Viper nodded. “Yes, sir.”

I wanted to see how Siren behaved outside violence. Anybody could become a monster inside a ring.

I needed to know whether the fire in her eyes existed everywhere else too.

I took the private exit at the back of the booth, and as the door began to hiss shut behind me, a voice drifted through the gap.

“What do you mean he’s gone?” A woman’s irritated voice echoed.

I stopped in the hallway, my hand hovering near the wall.

Siren. Her voice was lower than I expected, husky and laced with an incredible amount of sass.

“Mind your tone,” Viper snapped. “You’re talking about Kanan Maddox.”

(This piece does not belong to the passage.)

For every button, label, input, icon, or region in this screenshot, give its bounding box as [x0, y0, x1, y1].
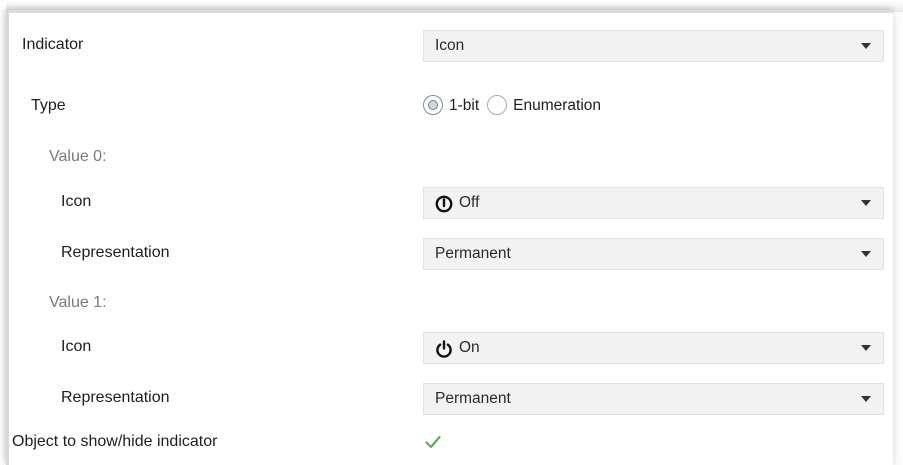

“And?” Siren snapped. "Why did he waste my time bringing me up here if he knew he couldn't even wait five minutes?" 

Interesting.

"You are too full of yourself," Viper scolded. "You should be honored he even bothered to stay for the fight."

“I don’t care if he owns the whole damn city,” Siren replied coldly. “Nobody likes having their evening wasted.”

My lips unexpectedly curved into a slow smile as Viper sputtered in the background, trying to rein in the girl’s fire.

Most people confused stupidity with courage, but hers sounded genuine. 

Like she truly did not give a fuck who I was.

And somehow, that made her even more interesting.

As I walked away, the sound of her voice still echoing in my mind, I found myself looking forward to when I would meet her on my turf. 

I wanted to see if the Siren would still be so brave when she was standing in my territory, under my lights, with nowhere to run.